As Christmas and the so-called ‘festive season’ approaches, we see Father Christmas, in his brightly coloured coat and white beard in most shopping malls and department stores. We also take great delight in seeing the Red Bishop in his scarlet and black breeding plumage, but he does not have a white beard. Is it not wonderful how that drab little LBJ saw during the winter months suddenly comes out in all his colourful glory in late spring and summer?

Red bishop is perhaps one of the best known and easily identified of our birds when he sports his breeding plumage from October to March. We first noticed him beginning to change on 29th October. He occurs throughout South Africa except in the drier regions. During the autumn and winter, red bishops lose their colouring and are difficult to distinguish from the inconspicuous drab females. He is very common around Clarens and adds colour to feeding trays placed in our gardens, together with the yellow Cape and masked weavers. We also see the smaller Golden Bishop {Yellow Crowned Bishop] with his spectacular yellow breeding plumage in the reeds alongside the Dam, but he is less common than the red.

Bishops are members of the Weaver family; they build nests using grass in amongst reeds with an opening at the side. Red Chested Cuckoos often parasitise Red Bishop nests. Bishops are gregarious, but each male will have several females and he builds a nest for each one. The female is entirely responsible for the hatching and raising of chicks, while the male puffs up his plumage to fly around his group of nests. Newman likens a breeding male flying to a large bumblebee. Bishops are not migrants but they do move away during the nonbreeding season. Ringed birds are found 200 km’s from the ringing site [Craig 1982] while Oatley [1986] reports that one ringed bird in KwaZulu/Natal was found 1200 km’s away in Cape Town. They do, however, return to their original breeding sites.

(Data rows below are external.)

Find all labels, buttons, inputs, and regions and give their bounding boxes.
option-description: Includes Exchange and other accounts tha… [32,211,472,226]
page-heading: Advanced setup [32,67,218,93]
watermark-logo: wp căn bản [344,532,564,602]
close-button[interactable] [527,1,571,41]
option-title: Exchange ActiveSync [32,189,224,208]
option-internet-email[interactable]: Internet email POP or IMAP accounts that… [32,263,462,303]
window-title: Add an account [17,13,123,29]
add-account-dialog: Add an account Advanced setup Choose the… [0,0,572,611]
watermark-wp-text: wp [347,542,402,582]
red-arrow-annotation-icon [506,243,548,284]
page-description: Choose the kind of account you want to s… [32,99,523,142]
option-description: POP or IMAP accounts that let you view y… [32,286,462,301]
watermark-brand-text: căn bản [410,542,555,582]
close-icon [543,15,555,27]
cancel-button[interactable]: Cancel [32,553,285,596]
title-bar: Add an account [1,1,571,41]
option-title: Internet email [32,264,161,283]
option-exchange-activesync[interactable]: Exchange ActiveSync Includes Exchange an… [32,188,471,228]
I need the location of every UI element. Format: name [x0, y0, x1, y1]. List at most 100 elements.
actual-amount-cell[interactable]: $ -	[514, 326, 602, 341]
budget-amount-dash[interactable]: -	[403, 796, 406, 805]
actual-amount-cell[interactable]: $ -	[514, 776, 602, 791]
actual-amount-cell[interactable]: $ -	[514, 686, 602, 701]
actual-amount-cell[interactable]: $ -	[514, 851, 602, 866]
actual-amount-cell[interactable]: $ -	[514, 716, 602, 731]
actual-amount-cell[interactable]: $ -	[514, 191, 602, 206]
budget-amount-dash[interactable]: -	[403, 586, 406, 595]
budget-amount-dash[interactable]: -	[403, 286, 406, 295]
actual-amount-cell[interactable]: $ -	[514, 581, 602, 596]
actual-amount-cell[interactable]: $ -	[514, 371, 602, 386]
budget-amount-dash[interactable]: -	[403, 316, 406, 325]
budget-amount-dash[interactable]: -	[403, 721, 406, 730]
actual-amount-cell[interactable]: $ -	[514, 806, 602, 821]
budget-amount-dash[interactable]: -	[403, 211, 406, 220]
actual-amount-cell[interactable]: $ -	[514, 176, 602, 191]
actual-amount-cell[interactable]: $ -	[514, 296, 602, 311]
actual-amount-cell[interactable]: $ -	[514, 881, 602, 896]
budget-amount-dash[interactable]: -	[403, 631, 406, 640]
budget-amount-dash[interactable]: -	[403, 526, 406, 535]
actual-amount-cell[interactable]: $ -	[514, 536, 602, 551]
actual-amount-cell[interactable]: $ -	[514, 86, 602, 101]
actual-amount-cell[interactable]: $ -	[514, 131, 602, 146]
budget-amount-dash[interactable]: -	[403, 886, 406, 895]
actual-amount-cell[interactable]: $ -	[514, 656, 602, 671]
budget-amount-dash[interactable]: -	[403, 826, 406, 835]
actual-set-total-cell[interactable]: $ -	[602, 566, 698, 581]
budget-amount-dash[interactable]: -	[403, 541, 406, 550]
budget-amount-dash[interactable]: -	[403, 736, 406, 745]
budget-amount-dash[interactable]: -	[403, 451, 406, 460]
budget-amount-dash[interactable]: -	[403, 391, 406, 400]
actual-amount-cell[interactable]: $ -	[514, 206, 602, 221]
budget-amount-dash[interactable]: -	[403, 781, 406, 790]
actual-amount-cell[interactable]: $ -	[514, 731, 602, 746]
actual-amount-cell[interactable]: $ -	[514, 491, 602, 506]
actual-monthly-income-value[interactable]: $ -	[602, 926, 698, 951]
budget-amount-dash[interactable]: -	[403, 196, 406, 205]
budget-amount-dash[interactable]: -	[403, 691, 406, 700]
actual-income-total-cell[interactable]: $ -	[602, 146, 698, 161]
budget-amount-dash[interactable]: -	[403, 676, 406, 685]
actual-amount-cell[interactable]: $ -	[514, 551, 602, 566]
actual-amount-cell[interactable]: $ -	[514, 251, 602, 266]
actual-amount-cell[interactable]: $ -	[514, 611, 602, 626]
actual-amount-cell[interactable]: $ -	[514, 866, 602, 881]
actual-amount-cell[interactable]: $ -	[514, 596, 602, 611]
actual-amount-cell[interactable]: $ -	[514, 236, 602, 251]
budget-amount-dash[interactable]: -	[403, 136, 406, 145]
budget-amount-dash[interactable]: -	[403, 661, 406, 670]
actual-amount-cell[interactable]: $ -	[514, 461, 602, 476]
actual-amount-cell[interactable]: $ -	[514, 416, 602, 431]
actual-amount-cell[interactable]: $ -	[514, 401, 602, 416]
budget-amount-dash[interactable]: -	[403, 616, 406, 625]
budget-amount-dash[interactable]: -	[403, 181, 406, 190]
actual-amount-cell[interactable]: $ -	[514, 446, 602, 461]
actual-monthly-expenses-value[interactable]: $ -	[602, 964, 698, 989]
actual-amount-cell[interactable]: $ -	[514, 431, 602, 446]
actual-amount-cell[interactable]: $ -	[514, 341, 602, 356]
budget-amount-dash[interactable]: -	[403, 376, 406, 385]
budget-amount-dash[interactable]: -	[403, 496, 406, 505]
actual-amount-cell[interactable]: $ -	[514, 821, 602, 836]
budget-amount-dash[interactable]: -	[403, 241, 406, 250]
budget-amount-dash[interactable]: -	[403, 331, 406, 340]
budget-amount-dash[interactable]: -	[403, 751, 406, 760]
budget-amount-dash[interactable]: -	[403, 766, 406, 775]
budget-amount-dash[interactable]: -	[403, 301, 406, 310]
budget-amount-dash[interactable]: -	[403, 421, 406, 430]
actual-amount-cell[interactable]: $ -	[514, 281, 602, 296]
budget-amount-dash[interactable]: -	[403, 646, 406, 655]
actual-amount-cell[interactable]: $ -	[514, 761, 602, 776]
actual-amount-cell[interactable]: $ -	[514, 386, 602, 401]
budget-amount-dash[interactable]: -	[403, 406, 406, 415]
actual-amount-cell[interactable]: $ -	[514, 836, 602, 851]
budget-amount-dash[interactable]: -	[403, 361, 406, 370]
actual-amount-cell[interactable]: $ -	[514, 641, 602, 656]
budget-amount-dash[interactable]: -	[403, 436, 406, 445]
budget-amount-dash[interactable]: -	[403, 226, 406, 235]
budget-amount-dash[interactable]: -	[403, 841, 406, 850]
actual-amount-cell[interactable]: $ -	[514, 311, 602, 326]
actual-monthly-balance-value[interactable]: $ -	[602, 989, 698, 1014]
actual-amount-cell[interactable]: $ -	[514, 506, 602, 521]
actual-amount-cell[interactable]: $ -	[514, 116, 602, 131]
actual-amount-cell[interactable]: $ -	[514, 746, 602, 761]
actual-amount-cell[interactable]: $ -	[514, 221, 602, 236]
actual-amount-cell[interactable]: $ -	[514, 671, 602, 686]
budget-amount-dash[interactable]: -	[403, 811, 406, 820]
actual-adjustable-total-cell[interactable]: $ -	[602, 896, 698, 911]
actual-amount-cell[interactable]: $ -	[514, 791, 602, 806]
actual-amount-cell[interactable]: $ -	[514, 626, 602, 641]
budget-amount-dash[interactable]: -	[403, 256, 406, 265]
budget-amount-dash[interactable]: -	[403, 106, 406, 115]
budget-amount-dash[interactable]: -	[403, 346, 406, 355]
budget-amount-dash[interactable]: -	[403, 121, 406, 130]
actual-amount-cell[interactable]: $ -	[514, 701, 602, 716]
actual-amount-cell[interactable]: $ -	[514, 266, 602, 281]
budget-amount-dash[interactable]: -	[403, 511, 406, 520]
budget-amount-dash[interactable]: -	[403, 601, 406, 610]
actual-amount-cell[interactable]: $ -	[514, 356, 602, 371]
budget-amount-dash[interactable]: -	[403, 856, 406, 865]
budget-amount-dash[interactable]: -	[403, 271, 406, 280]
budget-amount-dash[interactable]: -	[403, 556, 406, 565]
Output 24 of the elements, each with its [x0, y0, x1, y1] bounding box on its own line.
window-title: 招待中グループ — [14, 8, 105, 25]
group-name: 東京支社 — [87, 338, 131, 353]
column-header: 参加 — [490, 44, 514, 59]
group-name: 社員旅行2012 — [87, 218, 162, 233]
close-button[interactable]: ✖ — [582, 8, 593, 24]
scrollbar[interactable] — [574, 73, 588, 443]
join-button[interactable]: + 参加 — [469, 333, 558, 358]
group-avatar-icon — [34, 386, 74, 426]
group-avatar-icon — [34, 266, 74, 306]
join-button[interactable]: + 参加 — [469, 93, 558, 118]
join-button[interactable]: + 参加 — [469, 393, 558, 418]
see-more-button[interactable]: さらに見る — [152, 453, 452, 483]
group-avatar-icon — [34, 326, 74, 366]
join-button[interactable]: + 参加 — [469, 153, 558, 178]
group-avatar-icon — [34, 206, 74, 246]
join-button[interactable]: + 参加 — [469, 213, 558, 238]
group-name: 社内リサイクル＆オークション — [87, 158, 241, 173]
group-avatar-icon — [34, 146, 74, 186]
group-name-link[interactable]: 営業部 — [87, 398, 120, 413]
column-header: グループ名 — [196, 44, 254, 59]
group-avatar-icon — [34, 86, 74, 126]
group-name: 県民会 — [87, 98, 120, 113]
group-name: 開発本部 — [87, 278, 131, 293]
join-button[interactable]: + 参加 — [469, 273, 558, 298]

Weavers with their yellow breeding plumage also add pleasing colour to our garden feeding trays. Breeding season is mainly from September to February. In Clarens, we see the Masked Weaver and the Cape Weaver. The latter is easily distinguished from the former since in breeding plumage the Cape has brownish, yellowish colouring about his head. It is very difficult to identify Red Bishops and both masked and Cape weavers during the nonbreeding season since they all have rather a drab winter colouring very similar to the females and they often move together in large flocks. Males are responsible for several females and build a nest for each one. If the female does not like the look of her nest she will destroy it so that the male has to rebuild it to her satisfaction!. My impression is that in Clarens we see far more Cape Weavers than Masked Weavers. They are greedy little blokes and will flick their tails and wings to chase competitors away from feeding trays. One needs to ration the amount of food that is put out on feed tables as they have voracious appetites!